MK Moshe Feiglin
MK Moshe FeiglinIsrael news photo: Flash 90

Deputy Knesset Speaker Moshe Feiglin (Likud) sent out a letter to ministers Friday condemning the advancement of his medical marijuana bill under the supervision of Health Minister Yael German, claiming the move would "invite corruption" and ultimately harm patients. The bill is expected to be voted on in the Knesset Sunday. 

Feiglin originally proposed the bill, which would allow the drug to be prescribed by general practitioners. In October, the proposal was approved for the next stage in legislation by the Ministerial Law Committee - under the condition that it would be resubmitted with modifications within 45 days.

MK German was supposed to have amended the proposal to address concerns from professionals and Knesset members to include close regulation of the drug. However, 45 days will have passed by the end of next week and the bill has not yet been submitted to the committee. 

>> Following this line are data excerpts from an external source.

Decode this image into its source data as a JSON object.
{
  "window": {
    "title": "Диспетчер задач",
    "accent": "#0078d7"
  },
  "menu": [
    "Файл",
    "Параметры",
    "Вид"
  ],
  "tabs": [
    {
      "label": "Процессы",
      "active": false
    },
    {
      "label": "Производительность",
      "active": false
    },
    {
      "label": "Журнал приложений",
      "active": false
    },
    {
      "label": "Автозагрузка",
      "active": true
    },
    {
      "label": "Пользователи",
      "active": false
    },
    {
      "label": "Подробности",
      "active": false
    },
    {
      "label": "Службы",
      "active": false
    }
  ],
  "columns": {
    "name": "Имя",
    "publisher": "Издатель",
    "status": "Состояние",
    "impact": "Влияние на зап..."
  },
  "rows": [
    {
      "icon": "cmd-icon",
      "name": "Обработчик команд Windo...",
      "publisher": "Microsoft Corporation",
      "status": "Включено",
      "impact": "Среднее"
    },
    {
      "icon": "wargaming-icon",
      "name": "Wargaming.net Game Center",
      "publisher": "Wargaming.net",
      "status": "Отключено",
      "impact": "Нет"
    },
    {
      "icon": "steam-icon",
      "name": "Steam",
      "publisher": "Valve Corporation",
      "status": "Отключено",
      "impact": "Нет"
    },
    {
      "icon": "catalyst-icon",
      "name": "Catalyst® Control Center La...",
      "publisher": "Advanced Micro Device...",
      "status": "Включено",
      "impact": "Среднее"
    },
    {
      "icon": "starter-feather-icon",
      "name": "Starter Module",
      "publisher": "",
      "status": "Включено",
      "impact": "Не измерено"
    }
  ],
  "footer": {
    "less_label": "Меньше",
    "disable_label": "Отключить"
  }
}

On Wednesday, Feiglin was approached by German asking to put off the vote for another 10 days. Feiglin responded by sending out the letter and asking for another meeting on the matter to be conducted Sunday - and also demanding from German that she present a draft to him immediately with the corrections to Feiglin's original plan. German refused. 

Feiglin attacked the new proposal, which is said to put greater restrictions on marijuana's prescription and use for pain relief, as "drowning the patient in an impossible bureaucracy" and "inviting incredible corruption" into the diagnostic process. 

'When examining the new proposal, it is obvious that in the shuffle [of the law between departments], there emerges no hope for change in the current system," Feiglin writes. "The bureaucracy continues to impose incredible difficulties on patients to receive treatment, and that will not change; it may even get worse."

"Officials - some without medical degrees - will continue to decide who will live and who will die," the MK continued. He lambasted the program's call for a nationalized body to regulate the production and sale of the drug, which would raise prices prohibitively high and prevent patients from receiving treatment. Feiglin condemned the initiative to monopolize the market as "horrific" and as a "throwback to Communist regimes of the past."